12 thoughts on “Social scientists who use medical analogies to explain causal inference are, I think, implicitly trying to borrow some of the scientific and cultural authority of that field for our own purposes

  1. This seems a reasonable critique. However, coming from an epidemiology background it seems perfectly natural to do. All of our study design and causal inference education is firmly grounded in the evidenced based medicine literature. However, many epidemiologists fall somewhere between medical researchers and social scientists (at least in practice). While doing our social science work, the more concrete medical analogies are the easiest thing to reach for when trying to explain things to a wider audience. The social and behavioral research we do always feels rather segmented. Everyone has their specialty, but not everyone knows enough about your specialty to follow along. Luckily, most epidemiologists have plenty of experience with the medical literature (at least while in grad school); it acts as lingua franca for us.

  2. I do this all the time — I use medical treatment examples because most of us now what the right setup is for testing something in that domain. Not that most medical research reaches the level of a good undergraduate honors thesis in political science. But the ideal is clear. I’m borrowing the analogy to their ideal, not their practice. Reading a random journal article in medicine can make even empirical judicial politics look good.

    • Jeff:

      I see what you’re saying, but the flip side is that, by comparing to an ideal, you’re idealizing and disengaging the method from the students’ substantive interest. If, instead, you use a get-out-the-vote experiment or a public opinion experiment as your example, you give your students (and yourself!) a chance to understand the theoretical assumptions in a context where you can better evaluate them.

      • Agree 100%.

        The medical analogy is useful as a first introduction to the topic of experiments.

        Thereafter you want to connect the method to the audience’s substantive knowledge so they can judge for themselves.

        • The students’ substantive interest may be many things (though probably not get out the vote experiments in most cases), but their most likely exposure to the experimental ideal is indeed in terms of med examples.

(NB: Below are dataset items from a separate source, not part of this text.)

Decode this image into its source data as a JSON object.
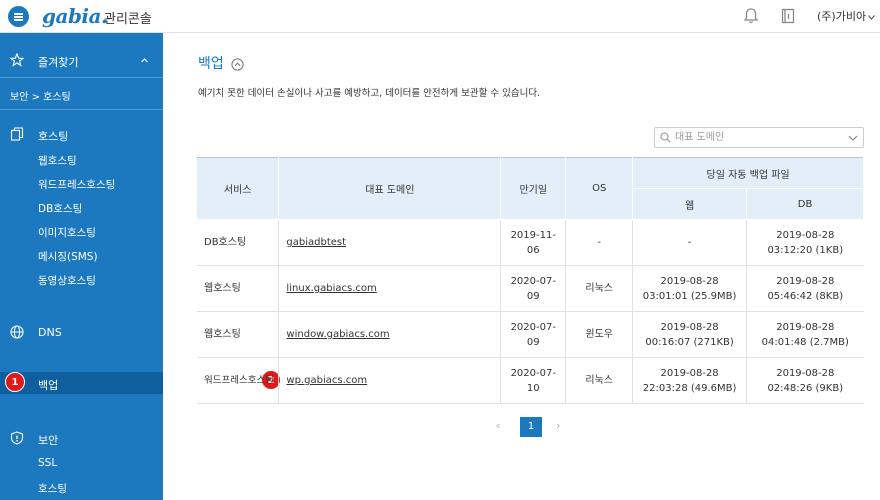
{
  "header": {
    "logo": "gabia.",
    "console_title": "관리콘솔",
    "account": "(주)가비아"
  },
  "sidebar": {
    "favorites_label": "즐겨찾기",
    "breadcrumb": "보안 > 호스팅",
    "hosting_label": "호스팅",
    "hosting_items": [
      "웹호스팅",
      "워드프레스호스팅",
      "DB호스팅",
      "이미지호스팅",
      "메시징(SMS)",
      "동영상호스팅"
    ],
    "dns_label": "DNS",
    "backup_label": "백업",
    "security_label": "보안",
    "security_items": [
      "SSL",
      "호스팅"
    ]
  },
  "markers": {
    "one": "1",
    "two": "2"
  },
  "main": {
    "title": "백업",
    "description": "예기치 못한 데이터 손실이나 사고를 예방하고, 데이터를 안전하게 보관할 수 있습니다.",
    "search_placeholder": "대표 도메인"
  },
  "table": {
    "headers": {
      "service": "서비스",
      "domain": "대표 도메인",
      "expiry": "만기일",
      "os": "OS",
      "daily_backup": "당일 자동 백업 파일",
      "web": "웹",
      "db": "DB"
    },
    "rows": [
      {
        "service": "DB호스팅",
        "domain": "gabiadbtest",
        "expiry_a": "2019-11-",
        "expiry_b": "06",
        "os": "-",
        "web_a": "-",
        "web_b": "",
        "db_a": "2019-08-28",
        "db_b": "03:12:20 (1KB)"
      },
      {
        "service": "웹호스팅",
        "domain": "linux.gabiacs.com",
        "expiry_a": "2020-07-",
        "expiry_b": "09",
        "os": "리눅스",
        "web_a": "2019-08-28",
        "web_b": "03:01:01 (25.9MB)",
        "db_a": "2019-08-28",
        "db_b": "05:46:42 (8KB)"
      },
      {
        "service": "웹호스팅",
        "domain": "window.gabiacs.com",
        "expiry_a": "2020-07-",
        "expiry_b": "09",
        "os": "윈도우",
        "web_a": "2019-08-28",
        "web_b": "00:16:07 (271KB)",
        "db_a": "2019-08-28",
        "db_b": "04:01:48 (2.7MB)"
      },
      {
        "service": "워드프레스호스팅",
        "domain": "wp.gabiacs.com",
        "expiry_a": "2020-07-",
        "expiry_b": "10",
        "os": "리눅스",
        "web_a": "2019-08-28",
        "web_b": "22:03:28 (49.6MB)",
        "db_a": "2019-08-28",
        "db_b": "02:48:26 (9KB)"
      }
    ]
  },
  "pagination": {
    "prev": "‹",
    "current": "1",
    "next": "›"
  }
}
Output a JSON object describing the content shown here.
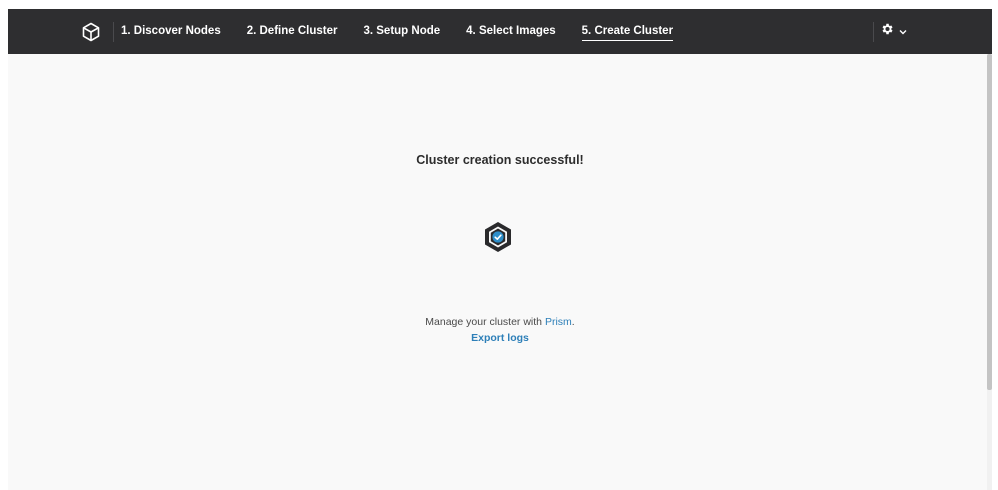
{
  "navbar": {
    "logo_icon": "nutanix-cube-icon",
    "steps": [
      {
        "label": "1. Discover Nodes"
      },
      {
        "label": "2. Define Cluster"
      },
      {
        "label": "3. Setup Node"
      },
      {
        "label": "4. Select Images"
      },
      {
        "label": "5. Create Cluster",
        "active": true
      }
    ],
    "settings_icon": "gear-icon",
    "settings_chevron_icon": "chevron-down-icon"
  },
  "main": {
    "title": "Cluster creation successful!",
    "status_icon": "cluster-success-icon",
    "manage_prefix": "Manage your cluster with ",
    "manage_link": "Prism",
    "manage_suffix": ".",
    "export_link": "Export logs"
  },
  "colors": {
    "navbar_bg": "#2e2e30",
    "page_bg": "#f9f9f9",
    "link": "#2d7fb8",
    "icon_accent": "#2d8ec9",
    "icon_dark": "#2a2a2c"
  }
}
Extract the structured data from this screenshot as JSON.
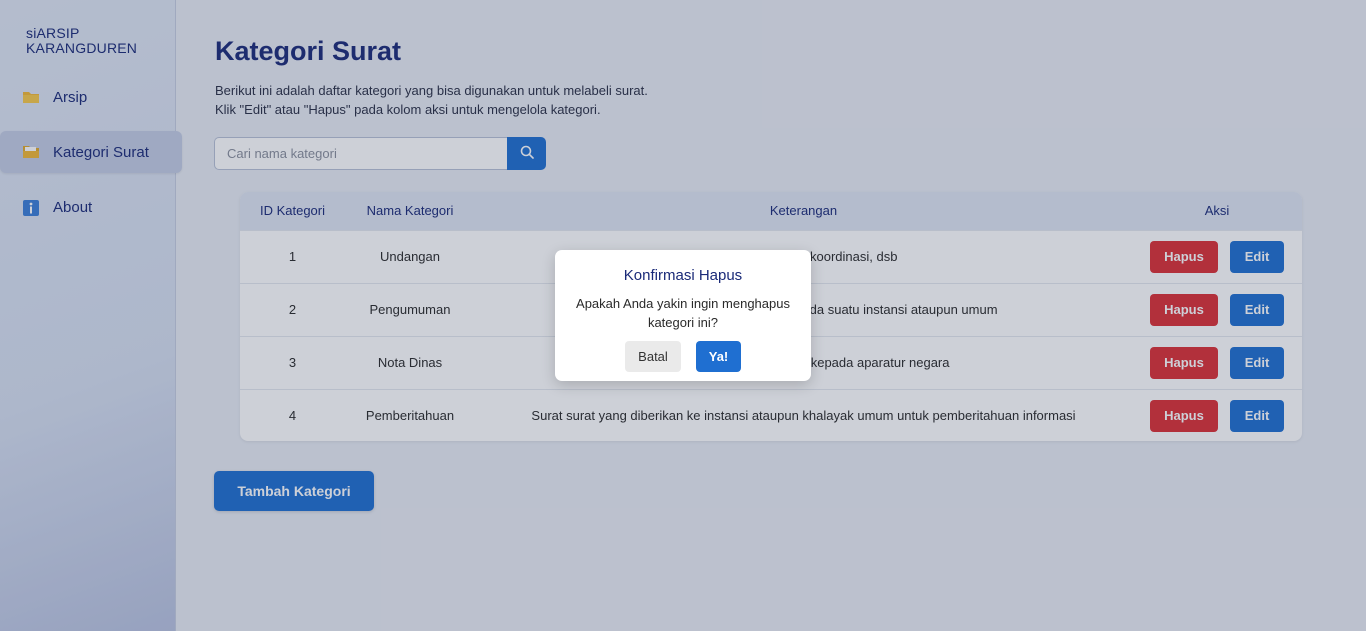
{
  "sidebar": {
    "brand_line1": "siARSIP",
    "brand_line2": "KARANGDUREN",
    "items": [
      {
        "label": "Arsip",
        "icon": "folder-icon"
      },
      {
        "label": "Kategori Surat",
        "icon": "folder-open-icon",
        "active": true
      },
      {
        "label": "About",
        "icon": "info-icon"
      }
    ]
  },
  "page": {
    "title": "Kategori Surat",
    "desc_line1": "Berikut ini adalah daftar kategori yang bisa digunakan untuk melabeli surat.",
    "desc_line2": "Klik \"Edit\" atau \"Hapus\" pada kolom aksi untuk mengelola kategori."
  },
  "search": {
    "placeholder": "Cari nama kategori",
    "value": ""
  },
  "table": {
    "headers": [
      "ID Kategori",
      "Nama Kategori",
      "Keterangan",
      "Aksi"
    ],
    "rows": [
      {
        "id": "1",
        "name": "Undangan",
        "desc": "Undangan rapat, koordinasi, dsb"
      },
      {
        "id": "2",
        "name": "Pengumuman",
        "desc": "Pengumuman yang ditujukan kepada suatu instansi ataupun umum"
      },
      {
        "id": "3",
        "name": "Nota Dinas",
        "desc": "Nota dinas yang ditujukan kepada aparatur negara"
      },
      {
        "id": "4",
        "name": "Pemberitahuan",
        "desc": "Surat surat yang diberikan ke instansi ataupun khalayak umum untuk pemberitahuan informasi"
      }
    ],
    "delete_label": "Hapus",
    "edit_label": "Edit"
  },
  "add_button": "Tambah Kategori",
  "modal": {
    "title": "Konfirmasi Hapus",
    "message": "Apakah Anda yakin ingin menghapus kategori ini?",
    "cancel_label": "Batal",
    "confirm_label": "Ya!"
  },
  "colors": {
    "accent": "#1f6fd1",
    "danger": "#dc2f35",
    "heading": "#1a2a78"
  }
}
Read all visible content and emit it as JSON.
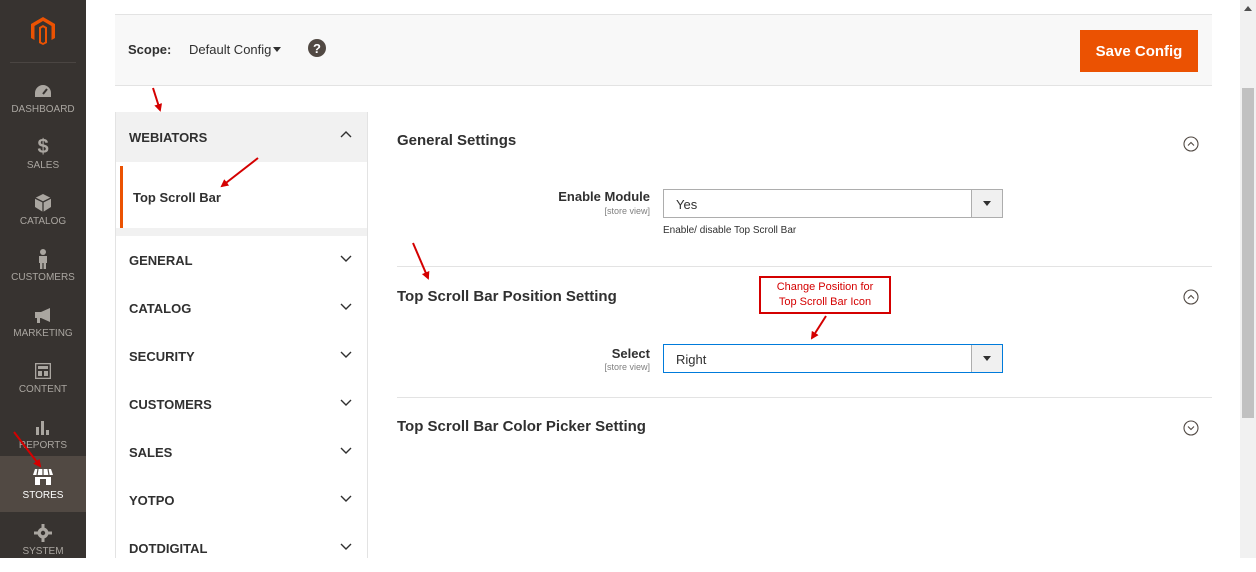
{
  "admin_nav": {
    "items": [
      {
        "label": "DASHBOARD",
        "icon": "dashboard-icon"
      },
      {
        "label": "SALES",
        "icon": "dollar-icon"
      },
      {
        "label": "CATALOG",
        "icon": "cube-icon"
      },
      {
        "label": "CUSTOMERS",
        "icon": "person-icon"
      },
      {
        "label": "MARKETING",
        "icon": "megaphone-icon"
      },
      {
        "label": "CONTENT",
        "icon": "content-icon"
      },
      {
        "label": "REPORTS",
        "icon": "bar-chart-icon"
      },
      {
        "label": "STORES",
        "icon": "store-icon",
        "active": true
      },
      {
        "label": "SYSTEM",
        "icon": "gear-icon"
      }
    ]
  },
  "scope": {
    "label": "Scope:",
    "value": "Default Config",
    "help": "?"
  },
  "toolbar": {
    "save_label": "Save Config"
  },
  "config_tabs": {
    "groups": [
      {
        "label": "WEBIATORS",
        "expanded": true,
        "items": [
          "Top Scroll Bar"
        ]
      },
      {
        "label": "GENERAL"
      },
      {
        "label": "CATALOG"
      },
      {
        "label": "SECURITY"
      },
      {
        "label": "CUSTOMERS"
      },
      {
        "label": "SALES"
      },
      {
        "label": "YOTPO"
      },
      {
        "label": "DOTDIGITAL"
      }
    ]
  },
  "sections": {
    "general": {
      "title": "General Settings",
      "expanded": true,
      "field": {
        "label": "Enable Module",
        "scope": "[store view]",
        "value": "Yes",
        "note": "Enable/ disable Top Scroll Bar"
      }
    },
    "position": {
      "title": "Top Scroll Bar Position Setting",
      "expanded": true,
      "field": {
        "label": "Select",
        "scope": "[store view]",
        "value": "Right"
      }
    },
    "color": {
      "title": "Top Scroll Bar Color Picker Setting",
      "expanded": false
    }
  },
  "annotation": {
    "line1": "Change Position for",
    "line2": "Top Scroll Bar Icon"
  },
  "colors": {
    "accent": "#eb5202",
    "sidebar": "#373330",
    "annotation": "#d40000",
    "focus": "#007bdb"
  }
}
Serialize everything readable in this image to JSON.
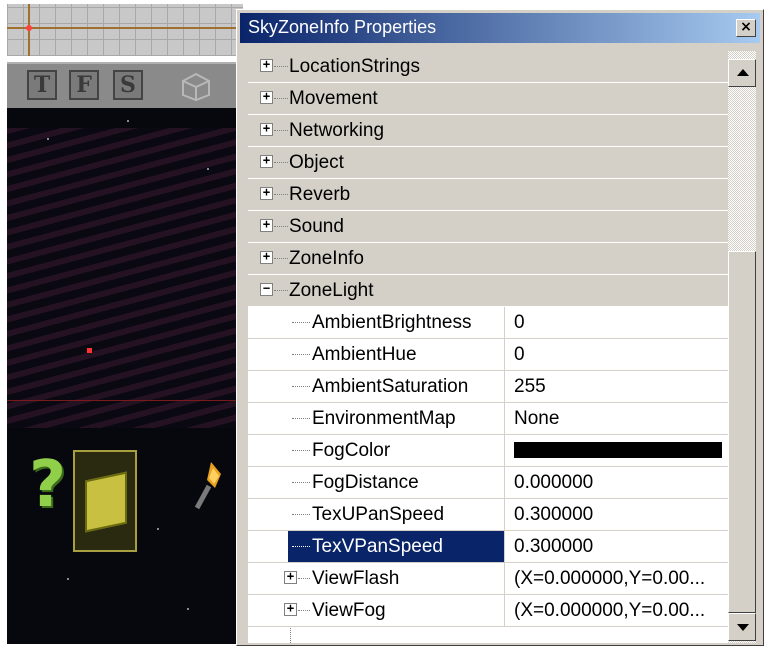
{
  "window": {
    "title": "SkyZoneInfo Properties",
    "close_label": "×"
  },
  "viewport_toolbar": {
    "buttons": [
      "T",
      "F",
      "S"
    ]
  },
  "properties": {
    "categories_collapsed": [
      "LocationStrings",
      "Movement",
      "Networking",
      "Object",
      "Reverb",
      "Sound",
      "ZoneInfo"
    ],
    "expanded_category": "ZoneLight",
    "zonelight_props": [
      {
        "name": "AmbientBrightness",
        "value": "0"
      },
      {
        "name": "AmbientHue",
        "value": "0"
      },
      {
        "name": "AmbientSaturation",
        "value": "255"
      },
      {
        "name": "EnvironmentMap",
        "value": "None"
      },
      {
        "name": "FogColor",
        "value": ""
      },
      {
        "name": "FogDistance",
        "value": "0.000000"
      },
      {
        "name": "TexUPanSpeed",
        "value": "0.300000"
      },
      {
        "name": "TexVPanSpeed",
        "value": "0.300000"
      }
    ],
    "sub_structs": [
      {
        "name": "ViewFlash",
        "value": "(X=0.000000,Y=0.00..."
      },
      {
        "name": "ViewFog",
        "value": "(X=0.000000,Y=0.00..."
      }
    ],
    "selected_property": "TexVPanSpeed",
    "fog_color_hex": "#000000"
  },
  "colors": {
    "titlebar_start": "#0a246a",
    "titlebar_end": "#a6caf0",
    "selection": "#0a246a",
    "panel": "#d4d0c8"
  },
  "icons": {
    "expand": "plus-box-icon",
    "collapse": "minus-box-icon",
    "scroll_up": "arrow-up-icon",
    "scroll_down": "arrow-down-icon"
  }
}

Fernando is 100% right. :)

          THEN the point is to see whether the assumptions/setup from the ideal match the case they care about.

  3. A simpler interpretation is the deliberate use of a preexisting schema to clarify ideas. And in this regard medicine has some advantages:

    Unlike physics or agriculture medicine deals with human subjects, which is more relevant to social scientists.

    Unlike psychology medicine also deals in concepts that are better defined and easier to measure (e.g. a specific vaccine, disease outcome).

    And medicine is familiar to most people (e.g. aspirin, headache).

    Thus, the virtue of medial analogies is that they lie somewhere between clean physical experiments, that often eschew randomization, and messy psychological experiments, that can seldom be replicated let alone understood.

  4. Perhaps researchers are attempting to gain authority though citational osmosis, but I wonder how much is actually filtered through. Medical research has strong and diverse suite of critics. On the whole though, I think familiarity, as Fernando points out, is major strength appeal to non-medical researchers. In particular, the struggle to connect large scale patterns to treatment of individuals (a real challenge for evidence based medicine) is something that a number of disciplines can draw from.

  5. I suspect people use medical examples because bad statistical practice literally kills people (and good practice keeps people alive). The line of causality from statistical methods to life-and-death results is harder to draw from most social-science research.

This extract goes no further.